Siapa pun kita, apa pun yang kita capai hari ini, semuanya tak lepas dari peran ibu. Maka Rasulullah pun mewasiatkan agar kita memuliakan dan berbakti kepadanya. Bahkan ibulah yang disebut tiga kali ketika seorang sahabat bertanya kepada siapa harus berbakti: “ibumu”, “ibumu”, kemudian “ibumu.” Setelah itu baru, “ayahmu.”
Maka mari kita periksa bakti kita kepada ibu. Menghadaplah kepadanya dengan sepenuh bakti seorang ananda. Sampaikan terima kasih atas segala kebaikannya yang tak pernah terbalas meskipun kita membawanya ke Makkah dan menggendongnya berthawaf mengelilingi ka’bah. Sampaikan terima kasih atas segala kebaikannya yang tak bisa dibalas meskipun seluruh harta kita serahkan sebagai hadiah.
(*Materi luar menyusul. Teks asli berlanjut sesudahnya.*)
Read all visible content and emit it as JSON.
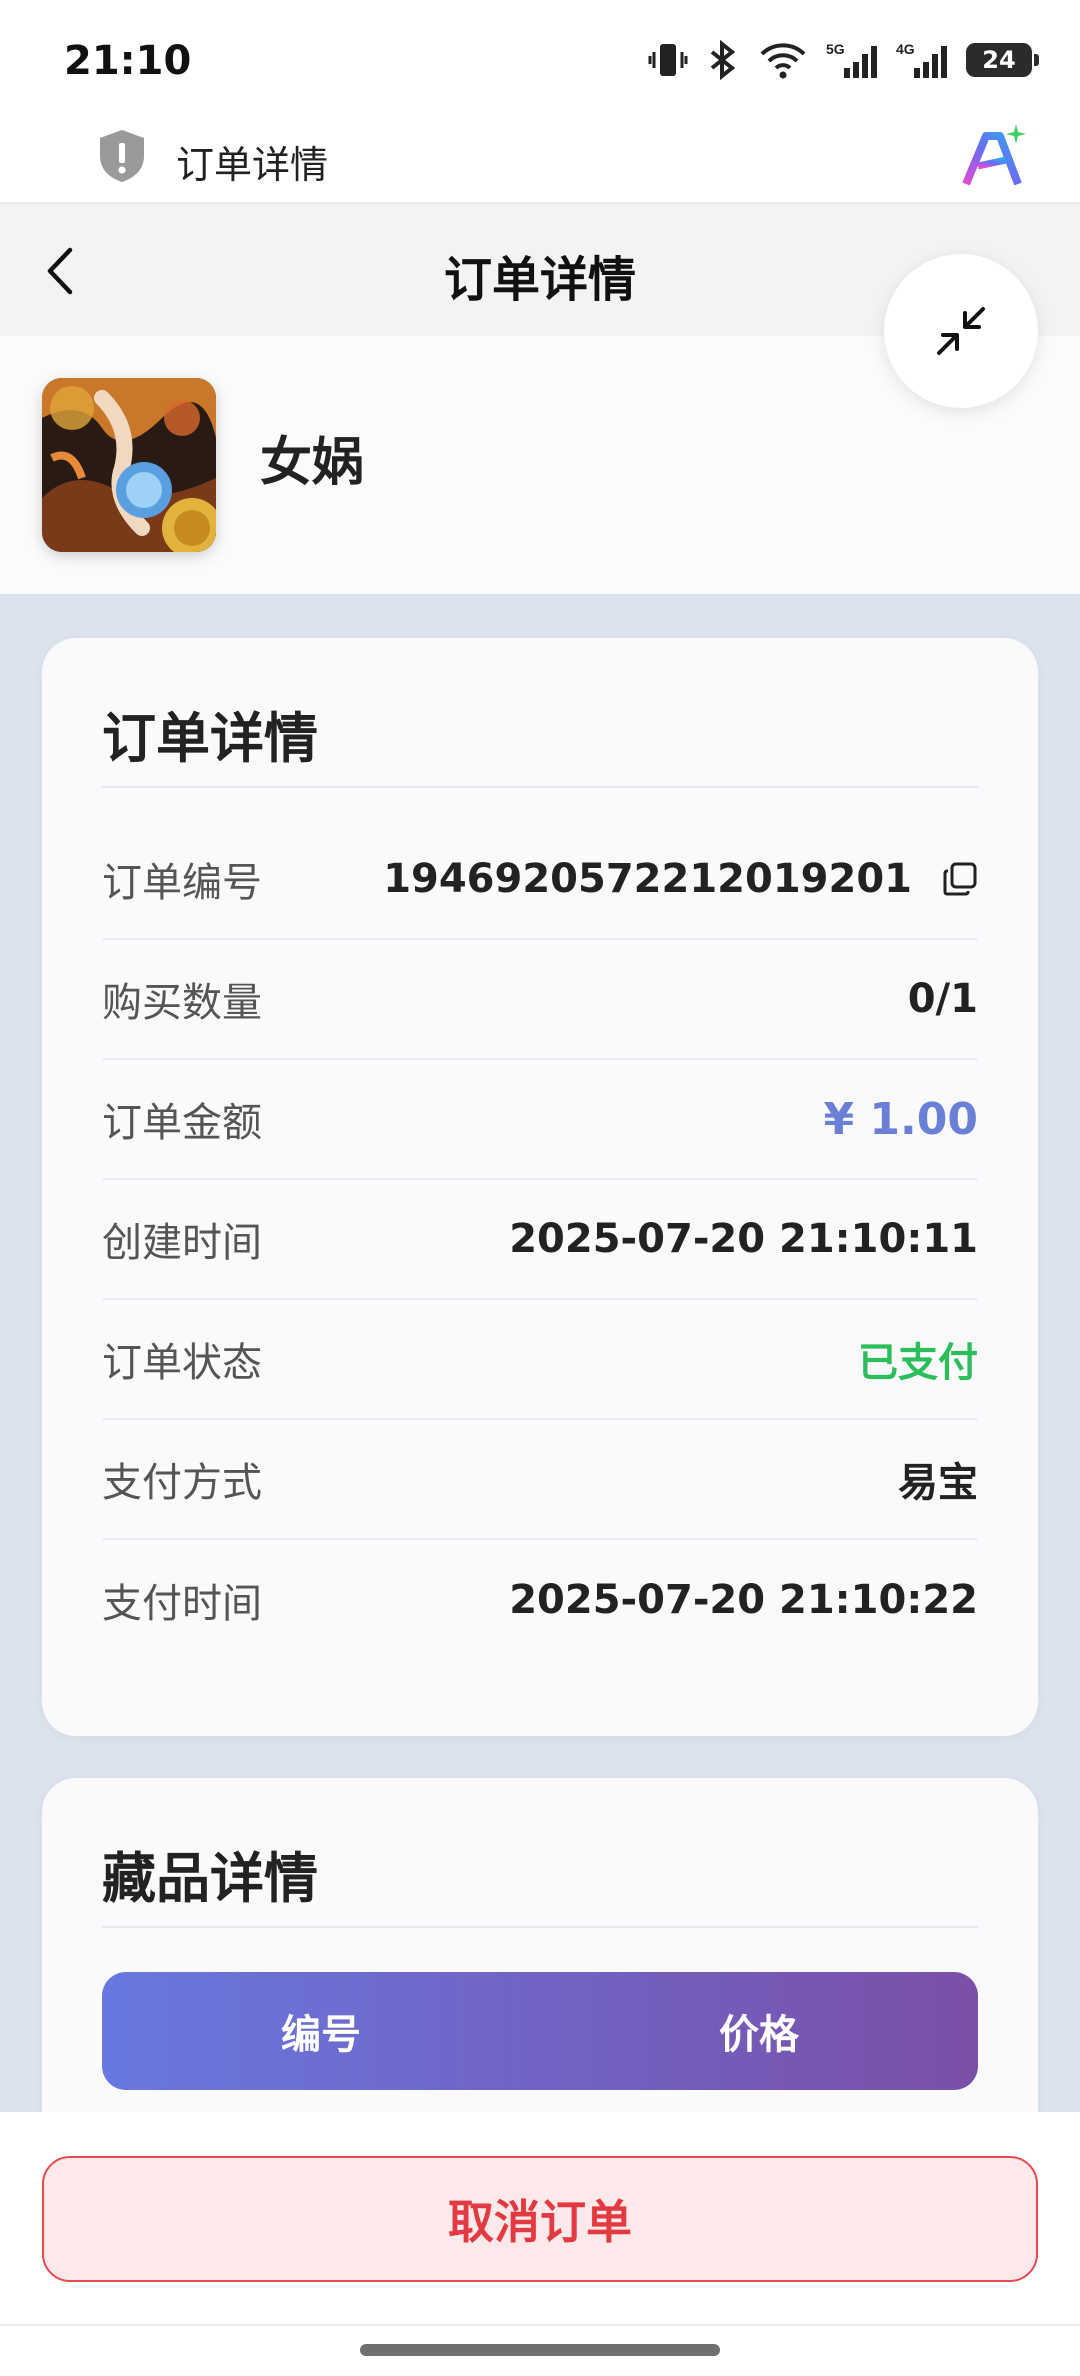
{
  "status_bar": {
    "time": "21:10",
    "battery": "24"
  },
  "browser": {
    "title": "订单详情"
  },
  "nav": {
    "title": "订单详情"
  },
  "product": {
    "name": "女娲"
  },
  "order_card": {
    "title": "订单详情",
    "rows": [
      {
        "label": "订单编号",
        "value": "1946920572212019201"
      },
      {
        "label": "购买数量",
        "value": "0/1"
      },
      {
        "label": "订单金额",
        "value": "¥ 1.00"
      },
      {
        "label": "创建时间",
        "value": "2025-07-20 21:10:11"
      },
      {
        "label": "订单状态",
        "value": "已支付"
      },
      {
        "label": "支付方式",
        "value": "易宝"
      },
      {
        "label": "支付时间",
        "value": "2025-07-20 21:10:22"
      }
    ]
  },
  "collectible_card": {
    "title": "藏品详情",
    "columns": [
      "编号",
      "价格"
    ]
  },
  "actions": {
    "cancel": "取消订单"
  },
  "colors": {
    "accent": "#6a7fd6",
    "paid": "#2cbe5a",
    "danger": "#e23a40",
    "gradient_start": "#6878e0",
    "gradient_end": "#7a4fa8"
  }
}
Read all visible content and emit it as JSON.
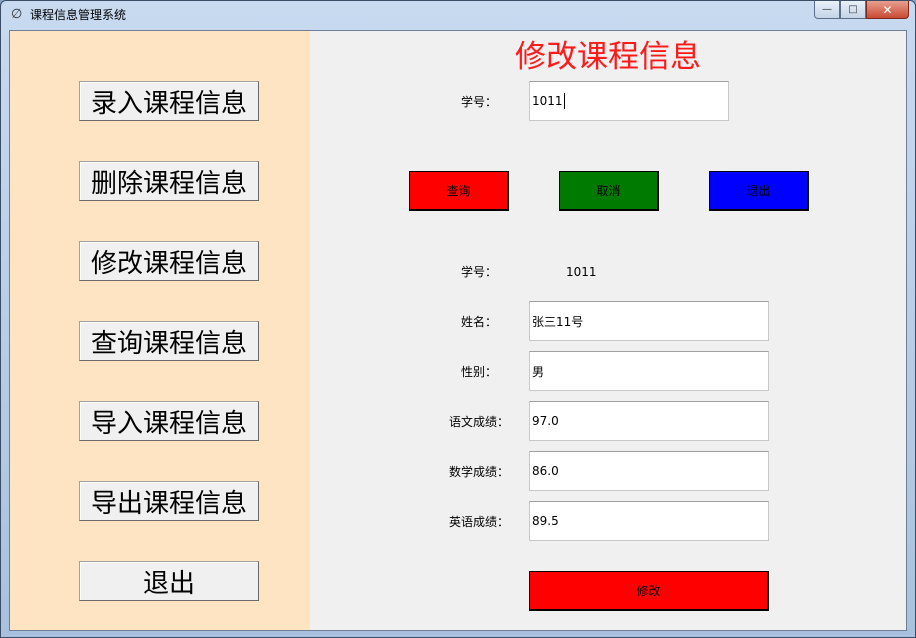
{
  "window": {
    "title": "课程信息管理系统",
    "minimize_glyph": "—",
    "maximize_glyph": "□",
    "close_glyph": "✕",
    "app_icon_glyph": "∅"
  },
  "sidebar": {
    "items": [
      {
        "label": "录入课程信息"
      },
      {
        "label": "删除课程信息"
      },
      {
        "label": "修改课程信息"
      },
      {
        "label": "查询课程信息"
      },
      {
        "label": "导入课程信息"
      },
      {
        "label": "导出课程信息"
      },
      {
        "label": "退出"
      }
    ]
  },
  "main": {
    "heading": "修改课程信息",
    "search": {
      "label": "学号：",
      "value": "1011"
    },
    "actions": {
      "query_label": "查询",
      "cancel_label": "取消",
      "exit_label": "退出"
    },
    "record": {
      "id_label": "学号：",
      "id_value": "1011",
      "name_label": "姓名：",
      "name_value": "张三11号",
      "gender_label": "性别：",
      "gender_value": "男",
      "chinese_label": "语文成绩：",
      "chinese_value": "97.0",
      "math_label": "数学成绩：",
      "math_value": "86.0",
      "english_label": "英语成绩：",
      "english_value": "89.5"
    },
    "submit_label": "修改"
  },
  "colors": {
    "sidebar_bg": "#ffe4c4",
    "heading": "#ff1a1a",
    "query_button": "#ff0000",
    "cancel_button": "#007a00",
    "exit_button": "#0000ff",
    "submit_button": "#ff0000"
  }
}
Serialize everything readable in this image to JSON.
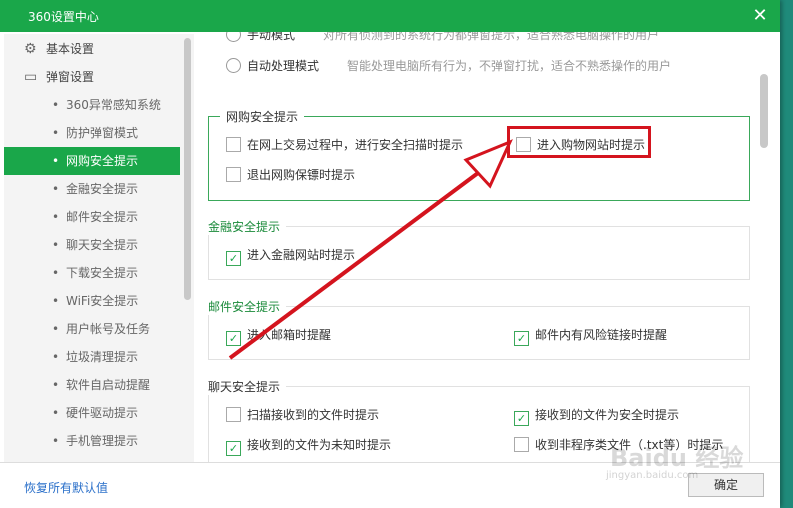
{
  "window": {
    "title": "360设置中心",
    "close_glyph": "✕"
  },
  "sidebar": {
    "top_items": [
      {
        "label": "基本设置",
        "icon": "gear-icon"
      },
      {
        "label": "弹窗设置",
        "icon": "window-icon"
      }
    ],
    "sub_items": [
      {
        "label": "360异常感知系统"
      },
      {
        "label": "防护弹窗模式"
      },
      {
        "label": "网购安全提示",
        "active": true
      },
      {
        "label": "金融安全提示"
      },
      {
        "label": "邮件安全提示"
      },
      {
        "label": "聊天安全提示"
      },
      {
        "label": "下载安全提示"
      },
      {
        "label": "WiFi安全提示"
      },
      {
        "label": "用户帐号及任务"
      },
      {
        "label": "垃圾清理提示"
      },
      {
        "label": "软件自启动提醒"
      },
      {
        "label": "硬件驱动提示"
      },
      {
        "label": "手机管理提示"
      }
    ]
  },
  "mode": {
    "manual_label": "手动模式",
    "manual_desc": "对所有侦测到的系统行为都弹窗提示，适合熟悉电脑操作的用户",
    "auto_label": "自动处理模式",
    "auto_desc": "智能处理电脑所有行为，不弹窗打扰，适合不熟悉操作的用户"
  },
  "shopping": {
    "title": "网购安全提示",
    "opt1": "在网上交易过程中，进行安全扫描时提示",
    "opt2": "进入购物网站时提示",
    "opt3": "退出网购保镖时提示"
  },
  "finance": {
    "title": "金融安全提示",
    "opt1": "进入金融网站时提示"
  },
  "mail": {
    "title": "邮件安全提示",
    "opt1": "进入邮箱时提醒",
    "opt2": "邮件内有风险链接时提醒"
  },
  "chat": {
    "title": "聊天安全提示",
    "opt1": "扫描接收到的文件时提示",
    "opt2": "接收到的文件为安全时提示",
    "opt3": "接收到的文件为未知时提示",
    "opt4": "收到非程序类文件（.txt等）时提示"
  },
  "footer": {
    "restore": "恢复所有默认值",
    "ok": "确定"
  },
  "watermark": {
    "main": "Baidu 经验",
    "sub": "jingyan.baidu.com"
  },
  "colors": {
    "accent": "#1aa74a",
    "highlight": "#d4141e"
  }
}
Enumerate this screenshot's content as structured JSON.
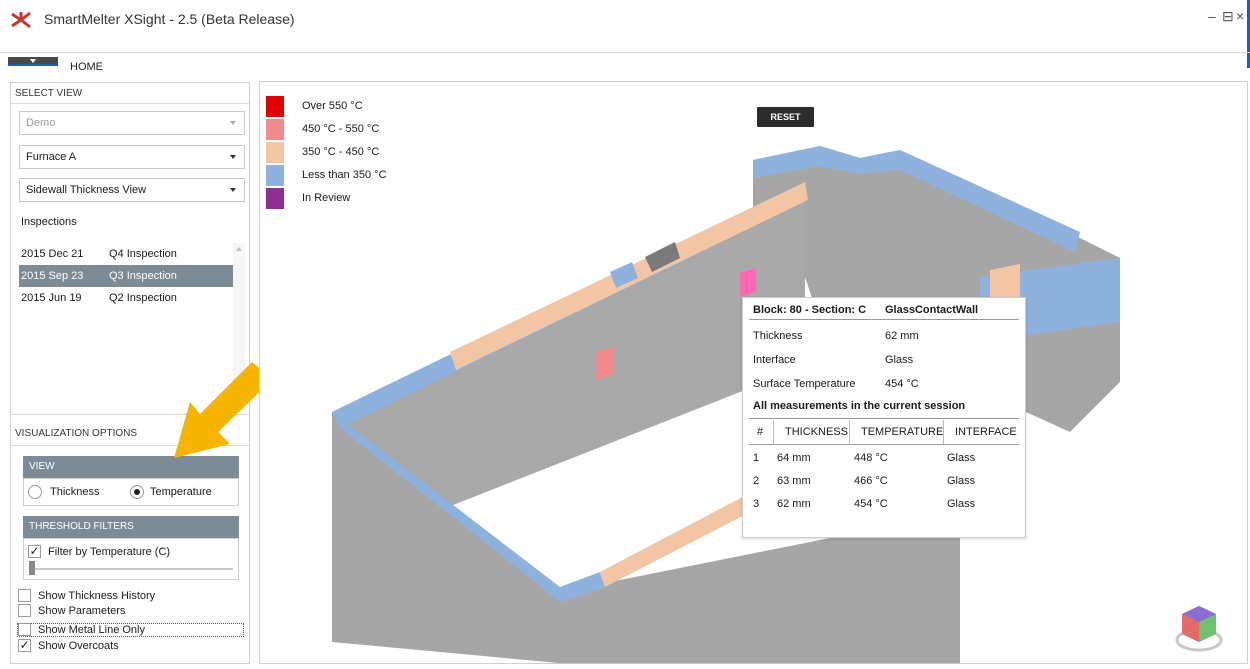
{
  "window": {
    "title": "SmartMelter XSight - 2.5 (Beta Release)",
    "minimize": "–",
    "restore": "ᵈ",
    "close": "×"
  },
  "menu": {
    "home": "HOME"
  },
  "select_view": {
    "header": "SELECT VIEW",
    "plant": "Demo",
    "furnace": "Furnace A",
    "view": "Sidewall Thickness View",
    "inspections_label": "Inspections",
    "inspections": [
      {
        "date": "2015 Dec 21",
        "name": "Q4 Inspection",
        "selected": false
      },
      {
        "date": "2015 Sep 23",
        "name": "Q3 Inspection",
        "selected": true
      },
      {
        "date": "2015 Jun 19",
        "name": "Q2 Inspection",
        "selected": false
      }
    ]
  },
  "visualization": {
    "header": "VISUALIZATION OPTIONS",
    "view_header": "VIEW",
    "thickness": "Thickness",
    "temperature": "Temperature",
    "selected_view": "Temperature",
    "threshold_header": "THRESHOLD FILTERS",
    "filter_label": "Filter by Temperature (C)",
    "filter_checked": true,
    "slider_value": 0.0,
    "options": [
      {
        "label": "Show Thickness History",
        "checked": false
      },
      {
        "label": "Show Parameters",
        "checked": false
      },
      {
        "label": "Show Metal Line Only",
        "checked": false
      },
      {
        "label": "Show Overcoats",
        "checked": true
      }
    ]
  },
  "legend": [
    {
      "label": "Over 550 °C",
      "color": "#e00000"
    },
    {
      "label": "450 °C - 550 °C",
      "color": "#f08c8c"
    },
    {
      "label": "350 °C - 450 °C",
      "color": "#f2c5a5"
    },
    {
      "label": "Less than 350 °C",
      "color": "#8fb1dd"
    },
    {
      "label": "In Review",
      "color": "#8e2e93"
    }
  ],
  "reset": "RESET",
  "popup": {
    "block": "Block: 80 - Section: C",
    "wall": "GlassContactWall",
    "rows": [
      {
        "label": "Thickness",
        "value": "62 mm"
      },
      {
        "label": "Interface",
        "value": "Glass"
      },
      {
        "label": "Surface Temperature",
        "value": "454 °C"
      }
    ],
    "subheader": "All measurements in the current session",
    "columns": [
      "#",
      "THICKNESS",
      "TEMPERATURE",
      "INTERFACE"
    ],
    "measurements": [
      [
        "1",
        "64 mm",
        "448 °C",
        "Glass"
      ],
      [
        "2",
        "63 mm",
        "466 °C",
        "Glass"
      ],
      [
        "3",
        "62 mm",
        "454 °C",
        "Glass"
      ]
    ]
  },
  "colors": {
    "accent": "#1f5fa8",
    "selected_row": "#7d8b96",
    "wall_gray": "#a6a6a6",
    "arrow_orange": "#f5b400"
  },
  "icons": [
    "app-logo-icon",
    "menu-dropdown-icon",
    "chevron-down-icon",
    "checkmark-icon",
    "pointer-arrow-icon",
    "nav-cube-icon"
  ]
}
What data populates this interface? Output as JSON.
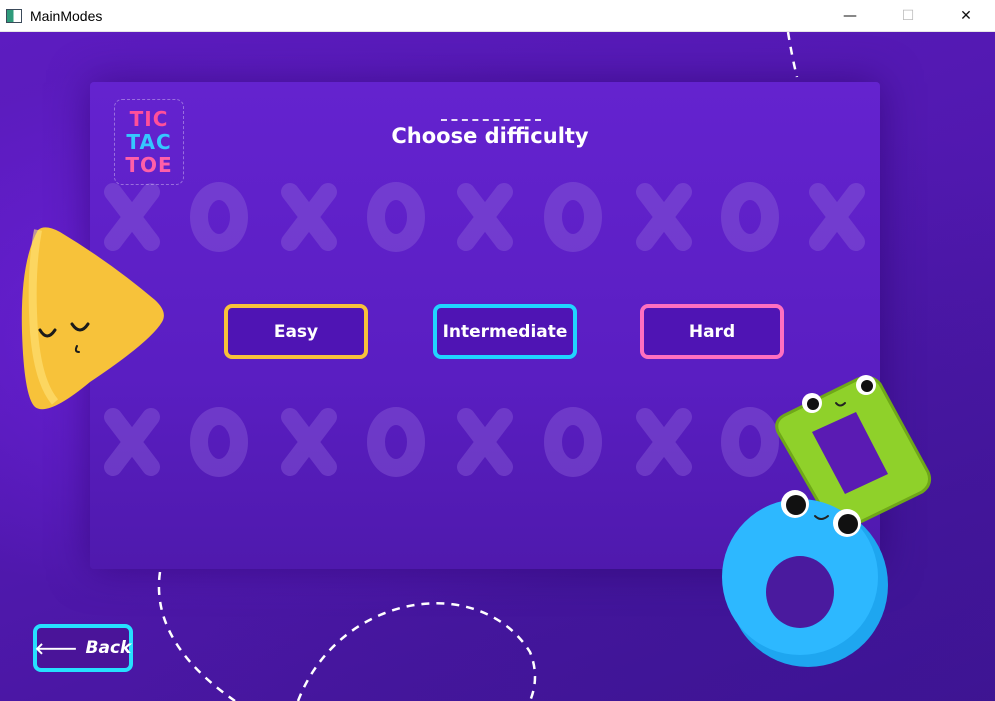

Dan untuk kita para ikhwan, bantulah istri kita menjadi ibu terbaik bagi anak-anak kita. Hingga para para istri menjadi ibu ideologis yang mewariskan tarbiyah Islamiyah kepada anak-anak kita. Hingga para istri menjadi ibu peradaban yang melahirkan pejuang kebenaran. Yang tak pernah gagap menghadapi tantangan zaman. Yang tak akan menyerah menghadapi musuh-musuh Islam. Sebab terpatri semangat dari ibu-ibunya; isy kariman au mut syahidan, syahid fi sabilillah al asma amanina.[Muchlisin BK/Bersamadakwah]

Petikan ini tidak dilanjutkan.